На мой взгляд, задача раввина – заронить искорку, дать информацию. Никого никуда вести не надо. Потому что у каждого свой путь, и он в итоге придет туда, куда он должен прийти. Задача раввина – быть рядом, когда у человека возникают вопросы. А, может быть, дать возможность человеку каким-то образом проявить себя. Это задачи не для религиозного авторитета, это общечеловеческие задачи, в первую очередь. Потому что, в принципе, любой человек может открыть Талмуд и прочитать, что там написано. Для этого я им не нужна. Я им нужна, как человек, который может помочь прочувствовать какие-то жизненные и духовные важные события. Люди иногда не открывают религиозных книг, потому что считают, что там написаны какие-то не очень доступные им вещи. Но когда ты ему рассказываешь жизненные истории, которые напрямую связаны с Торой и Талмудом, или рассказываешь о книге Берейшит, которая удивительна своей человечностью, то есть вероятность, что человек захочет прочесть что-то сам.

Может быть, раввин – это проводник? Хорошее вдруг слово вспомнилось.

Да. Проводник, но не туда, куда хочется раввину, а именно туда, куда нужно человеку.

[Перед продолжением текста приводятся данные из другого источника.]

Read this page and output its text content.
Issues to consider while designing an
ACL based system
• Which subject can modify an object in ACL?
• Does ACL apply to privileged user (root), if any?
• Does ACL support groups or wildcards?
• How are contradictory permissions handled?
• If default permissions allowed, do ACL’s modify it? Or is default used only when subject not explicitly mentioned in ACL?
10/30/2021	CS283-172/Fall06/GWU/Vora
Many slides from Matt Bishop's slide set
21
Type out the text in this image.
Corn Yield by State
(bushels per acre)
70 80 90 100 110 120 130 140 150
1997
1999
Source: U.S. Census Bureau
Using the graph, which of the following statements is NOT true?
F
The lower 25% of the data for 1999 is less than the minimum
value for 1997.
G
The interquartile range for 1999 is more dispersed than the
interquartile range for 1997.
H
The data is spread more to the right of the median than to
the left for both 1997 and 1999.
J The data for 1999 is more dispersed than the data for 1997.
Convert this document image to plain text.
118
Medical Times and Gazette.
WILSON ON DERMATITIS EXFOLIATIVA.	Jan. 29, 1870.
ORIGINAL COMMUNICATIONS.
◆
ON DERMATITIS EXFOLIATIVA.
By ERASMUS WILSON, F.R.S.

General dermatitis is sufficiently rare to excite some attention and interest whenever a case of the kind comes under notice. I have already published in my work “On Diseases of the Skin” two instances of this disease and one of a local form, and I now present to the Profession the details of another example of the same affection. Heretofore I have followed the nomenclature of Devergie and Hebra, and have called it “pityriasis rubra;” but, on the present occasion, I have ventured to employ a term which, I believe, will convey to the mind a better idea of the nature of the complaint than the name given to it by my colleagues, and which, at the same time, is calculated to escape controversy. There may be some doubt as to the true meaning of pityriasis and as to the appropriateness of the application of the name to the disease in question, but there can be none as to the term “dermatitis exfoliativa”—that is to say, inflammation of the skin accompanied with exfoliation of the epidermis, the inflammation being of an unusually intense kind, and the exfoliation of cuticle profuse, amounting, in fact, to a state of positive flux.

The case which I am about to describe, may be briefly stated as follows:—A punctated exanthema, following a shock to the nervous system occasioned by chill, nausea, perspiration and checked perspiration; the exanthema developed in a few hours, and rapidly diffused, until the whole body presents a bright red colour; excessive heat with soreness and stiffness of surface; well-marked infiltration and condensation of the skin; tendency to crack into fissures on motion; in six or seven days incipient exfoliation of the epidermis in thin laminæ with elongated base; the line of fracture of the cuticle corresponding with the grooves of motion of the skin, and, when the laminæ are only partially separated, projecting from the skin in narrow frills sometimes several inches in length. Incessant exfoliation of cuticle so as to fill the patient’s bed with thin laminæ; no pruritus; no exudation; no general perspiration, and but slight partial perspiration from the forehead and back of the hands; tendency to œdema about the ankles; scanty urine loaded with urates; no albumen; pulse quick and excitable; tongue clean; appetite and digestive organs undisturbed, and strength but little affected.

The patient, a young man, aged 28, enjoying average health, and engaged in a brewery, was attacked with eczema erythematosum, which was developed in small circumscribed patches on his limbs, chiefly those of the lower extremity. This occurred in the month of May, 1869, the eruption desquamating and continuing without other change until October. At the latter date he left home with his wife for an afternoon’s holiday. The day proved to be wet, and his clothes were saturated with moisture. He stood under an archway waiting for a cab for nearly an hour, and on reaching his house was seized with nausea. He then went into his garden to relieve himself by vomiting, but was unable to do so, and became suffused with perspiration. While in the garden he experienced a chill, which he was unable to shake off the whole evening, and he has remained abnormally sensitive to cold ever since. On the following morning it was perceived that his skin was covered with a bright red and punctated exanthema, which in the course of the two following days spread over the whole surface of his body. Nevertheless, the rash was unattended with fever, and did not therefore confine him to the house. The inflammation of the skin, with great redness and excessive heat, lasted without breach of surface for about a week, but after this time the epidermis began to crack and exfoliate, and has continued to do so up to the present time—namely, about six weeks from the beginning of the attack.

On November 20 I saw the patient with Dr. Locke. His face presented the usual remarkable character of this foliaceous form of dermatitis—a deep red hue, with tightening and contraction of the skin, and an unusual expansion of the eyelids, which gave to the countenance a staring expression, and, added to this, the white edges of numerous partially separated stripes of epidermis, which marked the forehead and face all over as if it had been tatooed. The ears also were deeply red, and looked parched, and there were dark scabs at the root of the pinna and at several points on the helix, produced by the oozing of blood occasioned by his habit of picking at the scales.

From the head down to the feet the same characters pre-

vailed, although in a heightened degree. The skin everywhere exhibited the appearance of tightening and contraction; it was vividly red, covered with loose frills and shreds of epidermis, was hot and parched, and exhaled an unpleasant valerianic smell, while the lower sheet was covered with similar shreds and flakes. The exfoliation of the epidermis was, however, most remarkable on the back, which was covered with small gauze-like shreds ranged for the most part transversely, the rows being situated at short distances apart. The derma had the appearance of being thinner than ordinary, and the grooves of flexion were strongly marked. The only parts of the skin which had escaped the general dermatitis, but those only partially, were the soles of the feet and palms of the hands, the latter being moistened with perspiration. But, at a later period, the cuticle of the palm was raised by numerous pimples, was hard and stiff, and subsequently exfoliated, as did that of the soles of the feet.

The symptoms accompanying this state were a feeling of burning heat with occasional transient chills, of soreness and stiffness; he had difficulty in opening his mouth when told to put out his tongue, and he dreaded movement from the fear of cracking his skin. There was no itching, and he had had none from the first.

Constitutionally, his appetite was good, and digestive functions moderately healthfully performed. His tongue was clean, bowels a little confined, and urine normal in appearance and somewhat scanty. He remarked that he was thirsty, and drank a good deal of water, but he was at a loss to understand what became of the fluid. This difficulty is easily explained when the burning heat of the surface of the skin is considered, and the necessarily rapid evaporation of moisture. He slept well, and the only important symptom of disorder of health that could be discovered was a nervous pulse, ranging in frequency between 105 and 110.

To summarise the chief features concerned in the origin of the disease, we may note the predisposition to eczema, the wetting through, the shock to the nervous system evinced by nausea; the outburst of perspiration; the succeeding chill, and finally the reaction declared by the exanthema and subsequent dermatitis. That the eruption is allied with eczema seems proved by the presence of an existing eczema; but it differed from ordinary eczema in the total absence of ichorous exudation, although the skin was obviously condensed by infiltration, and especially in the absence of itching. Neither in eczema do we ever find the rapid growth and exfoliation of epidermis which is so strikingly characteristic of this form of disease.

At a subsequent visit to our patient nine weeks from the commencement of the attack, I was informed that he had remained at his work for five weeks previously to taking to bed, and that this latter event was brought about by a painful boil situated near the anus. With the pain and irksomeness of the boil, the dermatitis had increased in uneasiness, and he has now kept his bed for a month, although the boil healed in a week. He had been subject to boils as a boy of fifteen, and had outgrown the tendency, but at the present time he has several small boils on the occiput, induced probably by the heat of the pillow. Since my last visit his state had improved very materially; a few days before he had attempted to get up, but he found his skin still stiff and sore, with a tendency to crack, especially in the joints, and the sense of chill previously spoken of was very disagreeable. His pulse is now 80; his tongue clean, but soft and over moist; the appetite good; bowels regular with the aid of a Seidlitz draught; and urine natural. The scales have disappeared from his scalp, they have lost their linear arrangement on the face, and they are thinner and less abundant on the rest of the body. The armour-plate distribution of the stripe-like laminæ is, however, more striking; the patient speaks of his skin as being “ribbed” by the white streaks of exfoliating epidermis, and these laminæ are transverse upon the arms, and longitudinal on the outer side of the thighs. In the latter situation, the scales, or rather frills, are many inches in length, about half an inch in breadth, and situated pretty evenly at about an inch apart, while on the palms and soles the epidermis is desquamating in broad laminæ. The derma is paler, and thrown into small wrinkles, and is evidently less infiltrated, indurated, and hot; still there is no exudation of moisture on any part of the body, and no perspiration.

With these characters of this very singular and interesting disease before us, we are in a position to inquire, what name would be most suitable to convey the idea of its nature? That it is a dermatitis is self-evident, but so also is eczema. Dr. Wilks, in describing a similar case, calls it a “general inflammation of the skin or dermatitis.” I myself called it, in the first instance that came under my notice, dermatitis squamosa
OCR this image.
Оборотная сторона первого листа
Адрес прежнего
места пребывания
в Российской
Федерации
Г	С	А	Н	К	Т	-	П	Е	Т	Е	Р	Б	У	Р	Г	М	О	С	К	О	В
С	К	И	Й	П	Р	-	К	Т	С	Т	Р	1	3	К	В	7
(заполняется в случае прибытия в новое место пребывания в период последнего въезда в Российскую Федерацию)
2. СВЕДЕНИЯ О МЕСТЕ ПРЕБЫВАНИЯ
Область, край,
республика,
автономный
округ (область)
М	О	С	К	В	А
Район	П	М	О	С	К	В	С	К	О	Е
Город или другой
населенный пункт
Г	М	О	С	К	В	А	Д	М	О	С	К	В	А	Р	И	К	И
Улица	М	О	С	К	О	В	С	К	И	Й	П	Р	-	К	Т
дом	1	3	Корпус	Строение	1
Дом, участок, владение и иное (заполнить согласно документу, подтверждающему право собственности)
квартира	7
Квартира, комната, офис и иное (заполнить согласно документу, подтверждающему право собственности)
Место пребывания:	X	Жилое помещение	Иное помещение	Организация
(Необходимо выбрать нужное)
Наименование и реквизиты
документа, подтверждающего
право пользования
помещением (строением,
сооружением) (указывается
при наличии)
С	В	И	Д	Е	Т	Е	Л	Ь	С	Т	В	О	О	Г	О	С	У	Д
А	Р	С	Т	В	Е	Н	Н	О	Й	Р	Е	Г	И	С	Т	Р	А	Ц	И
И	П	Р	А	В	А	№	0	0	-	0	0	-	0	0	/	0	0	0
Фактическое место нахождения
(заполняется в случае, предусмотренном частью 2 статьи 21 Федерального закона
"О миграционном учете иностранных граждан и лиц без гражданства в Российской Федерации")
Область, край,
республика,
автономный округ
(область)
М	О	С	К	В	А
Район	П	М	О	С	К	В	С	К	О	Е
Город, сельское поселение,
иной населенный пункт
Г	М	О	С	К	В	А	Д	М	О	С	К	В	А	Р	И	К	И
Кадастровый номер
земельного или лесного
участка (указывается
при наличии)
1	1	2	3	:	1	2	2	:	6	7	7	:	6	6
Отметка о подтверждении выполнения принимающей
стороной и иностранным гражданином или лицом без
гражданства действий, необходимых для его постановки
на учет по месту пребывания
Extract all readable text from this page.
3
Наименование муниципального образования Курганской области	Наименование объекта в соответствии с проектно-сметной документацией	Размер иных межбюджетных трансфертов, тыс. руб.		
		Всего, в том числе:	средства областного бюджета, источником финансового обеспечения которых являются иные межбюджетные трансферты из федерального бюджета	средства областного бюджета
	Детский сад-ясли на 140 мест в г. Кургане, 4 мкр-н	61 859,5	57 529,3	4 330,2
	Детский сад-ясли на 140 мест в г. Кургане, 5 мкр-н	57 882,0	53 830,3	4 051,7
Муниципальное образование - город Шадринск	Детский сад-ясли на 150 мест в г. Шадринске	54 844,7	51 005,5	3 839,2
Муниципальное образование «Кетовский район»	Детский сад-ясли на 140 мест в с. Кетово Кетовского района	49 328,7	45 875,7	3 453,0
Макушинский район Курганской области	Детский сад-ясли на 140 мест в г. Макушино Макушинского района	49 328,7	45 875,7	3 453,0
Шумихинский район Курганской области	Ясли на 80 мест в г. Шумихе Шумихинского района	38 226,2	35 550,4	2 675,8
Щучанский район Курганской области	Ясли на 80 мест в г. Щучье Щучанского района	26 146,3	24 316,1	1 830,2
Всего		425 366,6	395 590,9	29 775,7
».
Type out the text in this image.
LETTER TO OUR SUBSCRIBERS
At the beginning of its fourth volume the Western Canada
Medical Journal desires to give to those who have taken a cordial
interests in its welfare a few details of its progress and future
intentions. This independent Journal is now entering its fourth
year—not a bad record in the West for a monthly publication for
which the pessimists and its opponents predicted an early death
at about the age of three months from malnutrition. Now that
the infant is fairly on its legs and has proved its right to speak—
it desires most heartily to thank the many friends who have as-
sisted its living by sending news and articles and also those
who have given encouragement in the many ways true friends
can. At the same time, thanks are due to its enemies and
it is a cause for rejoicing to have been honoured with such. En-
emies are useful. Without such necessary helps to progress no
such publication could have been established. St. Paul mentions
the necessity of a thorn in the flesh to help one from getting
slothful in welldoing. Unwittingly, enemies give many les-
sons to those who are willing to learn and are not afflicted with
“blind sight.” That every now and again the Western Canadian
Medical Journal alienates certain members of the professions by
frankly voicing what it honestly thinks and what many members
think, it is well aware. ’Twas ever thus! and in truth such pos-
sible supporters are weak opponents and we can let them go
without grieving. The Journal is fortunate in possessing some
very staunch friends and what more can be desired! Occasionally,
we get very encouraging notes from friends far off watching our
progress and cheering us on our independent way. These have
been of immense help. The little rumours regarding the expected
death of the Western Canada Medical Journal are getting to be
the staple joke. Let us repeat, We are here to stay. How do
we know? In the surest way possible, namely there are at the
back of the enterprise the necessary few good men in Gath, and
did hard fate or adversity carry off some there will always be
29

Для меня, например не является неуспехом, что кто-то из моих учеников, предпочтет мне раввина-мужчину. Это не неудача. Сам факт того, что человеку хочется поговорить с раввином – это огромное достижение для меня.

 Ты общаешься с ортодоксальными раввинами?

Конечно. Совсем недавно у меня была такая встреча. Человек очень близок мне по духу. У нас разные взгляды на жизнь во многих аспектах. Но он о своей миссии говорит то же, что и я. Я даю людям информацию. Что человек с ней будет делать, это им решать. Если они предпочитают начать с чего-то, то я не буду им мешать или пытаться на них давить, чтобы не отвернуть человека вообще от религии.  Иногда люди и посредством «Сохнута» приходят к религии, а бывает, что  люди, придя к религии, от нее отворачиваются. У каждого есть свой механизм запуска. Сегодня и среди ортодоксов есть течение, в котором женщине разрешено восходить к Торе. И уже мужчины не хотят, чтобы их невеста на церемонии хупы молча стояла с покрытой головой и лицом. То есть, изменения последних лет огромные и в ортодоксальном течении. 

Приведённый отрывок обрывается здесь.